[OH-Dev] Thinking about moving oh-bugimporters to depend on scrapy

Mon May 21 21:14:27 UTC 2012

Excerpts from Asheesh Laroia's message of Fri May 18 17:20:31 -0400 2012:
> Howdy all,
> 
> I spent a few minutes today trying to clean up the way we use Twisted in 
> the bug importers. As I did that, I wondered if maybe we should add a 
> dependency on a richer library (scrapy), and I wanted feedback from people 
> who've played with that part of the code.
> 
> In particular, I wanted feedback from Berry, you've been doing some 
> hacking on this part of the code recently. Other possibly-interested 
> people: Jessica McKellar (with your Twisted experience); Jack Grigg, if 
> you have some time, since you wrote much of our current implementation; 
> John Morrissey, who contributed to the oh-bugimporters refactoring). Also, 
> anyone else with an opinion.
> 
> "scrapy" <http://scrapy.org/> is an asynchronous HTTP downloading 
> framework, and it seems to be a good fit for what we do with the bug 
> importers. In particular, some upsides:
> 
> * It does asynchronous HTTP downloading, just like we do right now, so if 
> we switch to it, I don't have to give up the event-driven religion. It 
> also means bug downloading will stay speedy.
> 
> * scrapy lacks some of the bugs of our current implementation -- namely, 
> our current downloader seems to maybe never terminate: 
> http://openhatch.org/+meta/ is stuck at 22% and I don't know if it's a bug 
> in our downloading code or something else.
> 
> * scrapy is well-documented and has a very clean API, unlike the current 
> code with its various calls to poorly-named, unmaintained functions. 
> (Sorry Jack!
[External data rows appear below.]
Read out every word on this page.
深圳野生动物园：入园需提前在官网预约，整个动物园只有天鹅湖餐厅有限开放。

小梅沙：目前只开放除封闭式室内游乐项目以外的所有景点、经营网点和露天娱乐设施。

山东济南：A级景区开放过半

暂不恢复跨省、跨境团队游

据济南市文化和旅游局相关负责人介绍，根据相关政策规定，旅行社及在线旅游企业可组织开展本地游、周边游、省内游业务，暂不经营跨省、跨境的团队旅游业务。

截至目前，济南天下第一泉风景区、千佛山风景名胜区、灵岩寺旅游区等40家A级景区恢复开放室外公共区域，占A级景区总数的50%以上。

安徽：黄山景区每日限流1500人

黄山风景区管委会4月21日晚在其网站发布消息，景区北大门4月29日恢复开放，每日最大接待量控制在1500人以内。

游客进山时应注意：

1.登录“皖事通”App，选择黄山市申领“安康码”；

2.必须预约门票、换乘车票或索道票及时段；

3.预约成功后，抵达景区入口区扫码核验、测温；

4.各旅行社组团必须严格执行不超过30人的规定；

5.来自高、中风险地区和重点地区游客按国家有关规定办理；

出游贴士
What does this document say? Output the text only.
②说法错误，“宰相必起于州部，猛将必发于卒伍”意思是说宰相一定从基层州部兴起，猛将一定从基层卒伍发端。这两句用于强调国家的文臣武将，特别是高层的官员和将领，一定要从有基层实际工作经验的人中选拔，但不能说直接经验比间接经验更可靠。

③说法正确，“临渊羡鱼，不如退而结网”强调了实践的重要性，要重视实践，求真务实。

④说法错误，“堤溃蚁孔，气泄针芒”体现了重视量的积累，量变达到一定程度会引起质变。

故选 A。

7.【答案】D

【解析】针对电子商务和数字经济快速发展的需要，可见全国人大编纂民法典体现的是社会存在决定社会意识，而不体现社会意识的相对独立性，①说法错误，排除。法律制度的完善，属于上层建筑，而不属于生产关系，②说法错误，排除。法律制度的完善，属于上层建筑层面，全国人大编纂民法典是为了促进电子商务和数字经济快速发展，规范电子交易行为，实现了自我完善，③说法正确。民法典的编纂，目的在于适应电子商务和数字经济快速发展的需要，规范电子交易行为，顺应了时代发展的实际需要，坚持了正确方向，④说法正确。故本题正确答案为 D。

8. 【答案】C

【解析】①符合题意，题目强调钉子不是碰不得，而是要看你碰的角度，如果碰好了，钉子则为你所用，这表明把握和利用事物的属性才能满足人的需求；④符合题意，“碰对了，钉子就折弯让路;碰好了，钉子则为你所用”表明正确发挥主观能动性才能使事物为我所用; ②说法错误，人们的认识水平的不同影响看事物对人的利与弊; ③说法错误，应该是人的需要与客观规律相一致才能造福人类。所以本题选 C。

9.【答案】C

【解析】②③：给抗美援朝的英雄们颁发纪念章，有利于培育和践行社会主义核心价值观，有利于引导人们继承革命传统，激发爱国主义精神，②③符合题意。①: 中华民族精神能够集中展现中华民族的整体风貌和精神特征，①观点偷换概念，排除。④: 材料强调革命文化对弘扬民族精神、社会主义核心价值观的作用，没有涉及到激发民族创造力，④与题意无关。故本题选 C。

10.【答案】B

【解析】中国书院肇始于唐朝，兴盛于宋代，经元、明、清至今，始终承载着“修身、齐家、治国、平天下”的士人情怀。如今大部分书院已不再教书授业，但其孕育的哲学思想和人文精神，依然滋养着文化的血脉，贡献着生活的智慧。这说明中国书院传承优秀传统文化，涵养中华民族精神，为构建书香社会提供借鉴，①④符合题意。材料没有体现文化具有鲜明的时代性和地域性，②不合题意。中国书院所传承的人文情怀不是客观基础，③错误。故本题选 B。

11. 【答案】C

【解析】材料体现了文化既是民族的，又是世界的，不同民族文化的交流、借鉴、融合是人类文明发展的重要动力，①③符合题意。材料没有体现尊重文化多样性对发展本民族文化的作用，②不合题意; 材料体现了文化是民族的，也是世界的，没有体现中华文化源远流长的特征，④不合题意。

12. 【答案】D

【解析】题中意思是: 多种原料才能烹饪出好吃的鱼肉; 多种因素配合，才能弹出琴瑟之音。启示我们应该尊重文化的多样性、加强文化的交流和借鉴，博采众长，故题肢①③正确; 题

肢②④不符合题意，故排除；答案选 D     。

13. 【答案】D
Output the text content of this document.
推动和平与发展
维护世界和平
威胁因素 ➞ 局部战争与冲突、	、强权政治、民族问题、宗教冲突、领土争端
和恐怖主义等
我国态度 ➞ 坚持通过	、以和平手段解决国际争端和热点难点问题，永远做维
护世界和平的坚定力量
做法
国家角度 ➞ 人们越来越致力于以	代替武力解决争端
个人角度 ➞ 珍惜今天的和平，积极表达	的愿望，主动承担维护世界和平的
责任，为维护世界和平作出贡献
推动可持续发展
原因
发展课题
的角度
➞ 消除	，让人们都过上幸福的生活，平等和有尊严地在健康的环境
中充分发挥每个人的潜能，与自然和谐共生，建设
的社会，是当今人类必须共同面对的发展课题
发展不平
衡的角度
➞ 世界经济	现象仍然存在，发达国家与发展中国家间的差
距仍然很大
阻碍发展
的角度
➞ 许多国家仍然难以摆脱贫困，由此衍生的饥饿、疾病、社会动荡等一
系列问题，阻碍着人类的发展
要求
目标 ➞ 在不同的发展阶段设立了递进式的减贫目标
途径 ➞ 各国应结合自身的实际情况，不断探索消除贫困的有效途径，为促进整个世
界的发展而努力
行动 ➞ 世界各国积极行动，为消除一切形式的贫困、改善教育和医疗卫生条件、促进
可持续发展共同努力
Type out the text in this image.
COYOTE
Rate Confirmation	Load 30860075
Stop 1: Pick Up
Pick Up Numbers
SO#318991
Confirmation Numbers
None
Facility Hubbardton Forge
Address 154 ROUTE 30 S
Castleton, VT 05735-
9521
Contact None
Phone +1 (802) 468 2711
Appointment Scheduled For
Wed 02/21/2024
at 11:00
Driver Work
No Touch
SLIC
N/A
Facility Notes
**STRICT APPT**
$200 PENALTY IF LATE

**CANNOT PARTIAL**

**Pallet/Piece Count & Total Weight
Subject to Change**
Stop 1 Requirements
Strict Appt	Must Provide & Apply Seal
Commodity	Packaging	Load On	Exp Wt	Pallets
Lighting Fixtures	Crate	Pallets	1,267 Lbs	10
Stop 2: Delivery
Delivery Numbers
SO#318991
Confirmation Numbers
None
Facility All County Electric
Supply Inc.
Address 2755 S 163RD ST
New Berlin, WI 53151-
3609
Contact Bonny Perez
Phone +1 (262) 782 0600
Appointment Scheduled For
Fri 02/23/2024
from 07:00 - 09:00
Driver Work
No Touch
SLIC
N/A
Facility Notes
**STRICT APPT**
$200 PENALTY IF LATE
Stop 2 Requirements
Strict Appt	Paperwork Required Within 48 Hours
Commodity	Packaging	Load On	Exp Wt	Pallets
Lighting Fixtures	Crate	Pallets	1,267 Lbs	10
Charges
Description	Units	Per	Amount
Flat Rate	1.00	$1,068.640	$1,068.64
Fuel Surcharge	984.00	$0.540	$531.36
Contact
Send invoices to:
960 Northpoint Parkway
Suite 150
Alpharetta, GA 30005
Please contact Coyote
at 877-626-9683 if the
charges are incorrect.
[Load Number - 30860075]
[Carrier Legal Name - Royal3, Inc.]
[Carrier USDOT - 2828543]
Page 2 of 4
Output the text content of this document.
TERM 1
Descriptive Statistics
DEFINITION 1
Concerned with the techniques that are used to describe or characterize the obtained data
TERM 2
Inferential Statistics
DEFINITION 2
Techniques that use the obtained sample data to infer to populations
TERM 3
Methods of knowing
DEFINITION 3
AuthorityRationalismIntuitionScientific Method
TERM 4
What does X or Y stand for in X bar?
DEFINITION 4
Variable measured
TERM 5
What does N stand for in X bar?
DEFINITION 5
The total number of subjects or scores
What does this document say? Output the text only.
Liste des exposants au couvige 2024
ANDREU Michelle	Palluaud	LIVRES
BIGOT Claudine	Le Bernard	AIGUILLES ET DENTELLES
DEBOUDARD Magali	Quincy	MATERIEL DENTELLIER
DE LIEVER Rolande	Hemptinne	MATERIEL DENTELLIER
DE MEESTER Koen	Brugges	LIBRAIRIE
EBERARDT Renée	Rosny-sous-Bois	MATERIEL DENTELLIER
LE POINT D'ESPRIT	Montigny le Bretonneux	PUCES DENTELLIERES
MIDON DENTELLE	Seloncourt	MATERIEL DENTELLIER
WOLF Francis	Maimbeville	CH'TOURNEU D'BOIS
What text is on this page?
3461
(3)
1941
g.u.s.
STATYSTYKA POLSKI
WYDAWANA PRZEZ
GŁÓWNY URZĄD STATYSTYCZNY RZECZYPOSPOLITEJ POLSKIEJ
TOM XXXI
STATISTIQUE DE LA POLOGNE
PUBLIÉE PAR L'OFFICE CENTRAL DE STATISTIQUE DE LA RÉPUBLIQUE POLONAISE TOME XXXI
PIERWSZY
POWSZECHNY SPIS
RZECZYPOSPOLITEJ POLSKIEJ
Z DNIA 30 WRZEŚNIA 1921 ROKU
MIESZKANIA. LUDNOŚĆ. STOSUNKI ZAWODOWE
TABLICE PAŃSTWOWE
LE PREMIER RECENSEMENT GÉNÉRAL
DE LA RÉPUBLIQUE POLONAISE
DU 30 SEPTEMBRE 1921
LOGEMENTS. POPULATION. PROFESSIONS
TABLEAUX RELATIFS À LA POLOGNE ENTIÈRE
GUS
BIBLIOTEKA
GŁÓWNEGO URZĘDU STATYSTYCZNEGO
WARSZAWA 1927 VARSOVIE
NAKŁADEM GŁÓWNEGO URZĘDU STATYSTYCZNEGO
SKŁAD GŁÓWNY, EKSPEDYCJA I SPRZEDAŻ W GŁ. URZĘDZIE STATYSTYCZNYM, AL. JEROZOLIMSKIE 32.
This is my fault too. : P)
> 
> * Because scrapy can be easily configured to store downloaded data as 
> "Item" objects, rather than pass it through to the database, it would be 
> easy for people to hack on the bug downloading code and play with its 
> output -- they would get a list of JSON objects, and could interact with 
> them on a shell, rather than those objects being pushed all the way into 
> the database first.
> 
> * It *seems* possible to do the migration piecemeal -- we can do e.g. 
> trac.py first, and then the other bug importers separately. trac.py is a 
> good candidate for the first switch because it's already covered by tests 
> within oh-bugimporters.
> 
> * Such a transition hopefully clarifies the separation of concerns -- 
> oh-bugimporters contains information about how to download and parse bug 
> data from the web, and Scrapy's terminology ("Item pipeline") is 
> well-documented and probably easy to explain.
> 
> * All in all, I'm pretty sure this will result in way less code that we 
> maintain, and way less documentation for us to write.
> 
> Some downsides, just so that people see I'm trying to make a fair 
> evaluation:
> 
> * It means giving up quite a bit of pride and deciding we're not smart 
> enough to use Twisted directly. (:
> 
> * The one part we might have to implement again is the handling of mock 
> responses, where we have files in the repository that are snapshots of old 
> bug URLs so that we can run our tests.
> 
> * It means adding a dependency. I've been watching scrapy for a while, and 
> scrapy seems well-maintained and widely-used and widely-liked, and I for 
> one like adding dependencies.
> 
> * It means continuing to spend time on refactoring. I think we need to 
> spend this time anyway, as 22% "stale" is really bad.
> 
> Next steps:
> 
> * Are there other pros or cons I've forgotten?
> 
> * I'd like an opinion: is this a good idea, or a *great* idea? (;

As an update on this, berryp on #openhatch seemed to think it was
a good idea, and I still think it's a good idea. There's a current
bug where we are ignoring some data from the Bugzilla bug importers,
and I'm going to try to add scrapy in an effort to make the code
way easier to read while fixing that.

So consider this plan agreed-upon.

-- Asheesh.